3 things big PR firms are getting wrong and small ones are getting right

Agency founder Nick Puleo makes his case that the small agencies are winning.

3 things big PR firms are getting wrong and small ones are getting right

If you’re employed at a large PR firm, by now the refrain of complaints from unhappy clients has taken on frustrating familiarity:

“Junior staff with little experience are running my account.”

“I get shunted aside for bigger clients.” 

“You constantly squeeze me for more budget.”

Nowhere are these grievances more applicable than for clients at medium- or smaller-size companies. For those clients, with, just say, a budget of $20,000 a month, the big agency model is not only broken but probably beyond repair.
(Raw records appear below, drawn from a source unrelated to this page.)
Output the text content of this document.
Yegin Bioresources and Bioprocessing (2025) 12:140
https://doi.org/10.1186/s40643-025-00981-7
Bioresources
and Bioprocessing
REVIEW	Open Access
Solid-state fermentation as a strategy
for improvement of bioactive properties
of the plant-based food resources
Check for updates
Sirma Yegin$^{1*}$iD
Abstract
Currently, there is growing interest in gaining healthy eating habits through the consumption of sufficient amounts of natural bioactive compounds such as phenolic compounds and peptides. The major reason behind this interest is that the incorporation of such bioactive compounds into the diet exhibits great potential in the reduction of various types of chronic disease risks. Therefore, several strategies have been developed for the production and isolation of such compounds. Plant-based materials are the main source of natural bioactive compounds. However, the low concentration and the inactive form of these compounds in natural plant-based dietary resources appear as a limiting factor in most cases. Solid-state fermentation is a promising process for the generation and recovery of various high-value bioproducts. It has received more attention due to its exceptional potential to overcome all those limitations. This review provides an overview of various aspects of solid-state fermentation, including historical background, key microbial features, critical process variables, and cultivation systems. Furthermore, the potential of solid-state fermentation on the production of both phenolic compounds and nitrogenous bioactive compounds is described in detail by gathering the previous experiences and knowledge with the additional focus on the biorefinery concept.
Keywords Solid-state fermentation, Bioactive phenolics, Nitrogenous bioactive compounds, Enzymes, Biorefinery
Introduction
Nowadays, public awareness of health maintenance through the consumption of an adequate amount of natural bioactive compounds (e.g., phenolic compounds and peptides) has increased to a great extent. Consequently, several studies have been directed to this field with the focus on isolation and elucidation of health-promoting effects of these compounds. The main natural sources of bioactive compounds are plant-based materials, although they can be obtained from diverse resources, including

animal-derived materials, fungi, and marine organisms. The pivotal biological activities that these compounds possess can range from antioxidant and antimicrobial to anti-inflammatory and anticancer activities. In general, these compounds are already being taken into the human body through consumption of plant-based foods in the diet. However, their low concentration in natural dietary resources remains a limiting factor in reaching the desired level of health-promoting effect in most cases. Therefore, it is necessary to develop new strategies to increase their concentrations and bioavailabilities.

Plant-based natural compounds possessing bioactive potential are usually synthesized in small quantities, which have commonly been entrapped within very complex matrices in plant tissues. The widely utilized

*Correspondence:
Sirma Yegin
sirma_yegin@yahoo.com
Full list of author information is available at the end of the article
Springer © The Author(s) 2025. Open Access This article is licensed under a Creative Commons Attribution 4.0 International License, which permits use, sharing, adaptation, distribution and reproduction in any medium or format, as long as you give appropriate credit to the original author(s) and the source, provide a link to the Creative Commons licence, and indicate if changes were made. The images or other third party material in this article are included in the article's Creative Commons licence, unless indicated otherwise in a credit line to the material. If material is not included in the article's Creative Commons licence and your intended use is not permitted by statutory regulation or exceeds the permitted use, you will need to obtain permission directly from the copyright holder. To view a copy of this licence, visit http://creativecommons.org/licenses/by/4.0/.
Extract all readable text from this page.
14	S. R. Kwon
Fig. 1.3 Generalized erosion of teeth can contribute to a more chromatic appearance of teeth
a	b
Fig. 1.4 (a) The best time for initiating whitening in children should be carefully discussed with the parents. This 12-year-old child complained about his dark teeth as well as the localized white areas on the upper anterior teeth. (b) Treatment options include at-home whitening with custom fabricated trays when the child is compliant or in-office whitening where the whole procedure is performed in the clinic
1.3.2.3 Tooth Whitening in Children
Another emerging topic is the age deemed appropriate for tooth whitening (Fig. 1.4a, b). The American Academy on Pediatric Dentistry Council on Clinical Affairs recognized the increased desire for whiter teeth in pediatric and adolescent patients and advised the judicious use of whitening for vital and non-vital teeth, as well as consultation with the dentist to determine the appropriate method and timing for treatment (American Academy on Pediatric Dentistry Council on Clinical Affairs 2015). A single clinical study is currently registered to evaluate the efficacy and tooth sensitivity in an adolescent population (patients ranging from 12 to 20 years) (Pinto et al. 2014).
Believe me, I know. Last year, I opened my own small agency. But before doing so, I conducted in-depth interviews with nearly 100 in-house PR executives and former agency leaders. I wanted to find out, first-hand, what clients want most and to build a business around those needs. Below are my top three takeaways on how smaller agencies are outperforming their bigger peers:

The classic bait and switch still prevails. Senior executives pitch the business and are seldom heard from again. Junior staff run accounts. Senior people stay far from the trenches, jumping in only during emergencies—a shame since most likely only they can deliver the kind of trusted, strategic counsel that clients really need. One of my clients, with 25 years of experience, formerly at a large agency, had someone with five years of experience leading his account.

Smaller clients get short shrift and short-changed. Let’s say that you have a terrific large agency team serving you. Suddenly, members of your team are promoted. Thanks to the rising hourly billing rates, your monthly fee, until then perfectly adequate, no longer suffices. In response, the agency either replaces valued team members in favor of less-experienced staff or extends its palm seeking more funds. 

The agency comes first. Big agencies, especially those that are publicly traded and under unrelenting pressure from holding companies, rank quarter-to-quarter growth above all else. The Fortune 500 accounts get immediate attention, leaving others on the backburner. Staff viewed as underutilized get assigned to accounts regardless of skill sets. Agencies devote inordinate energy chasing awards that mean little or nothing to most clients. In the end, the small- and medium-size clients get PR service that’s off the shelf rather than customized, and sometimes from a team with only a limited understanding of their business.

This is why small agencies are winning. Small firms, with annual revenues under $3 million, saw the least client churn in 2019 (17.7%), according to research from the Gould+Partners consultancy. Larger firms saw turnover rates as high as 28%. 

Forget towering downtown offices, human resources departments and all the usual accoutrements. The latest generation of agencies is building networks of experts cherry picked for assignments according to the services required and operating independently. They’re moving to flat fee models based on results, not hourly needs. And they’re focused on client satisfaction, not trophies and awards parties.  

More and more—less is more. 

Nick Puleo is the president and founder of Comsint.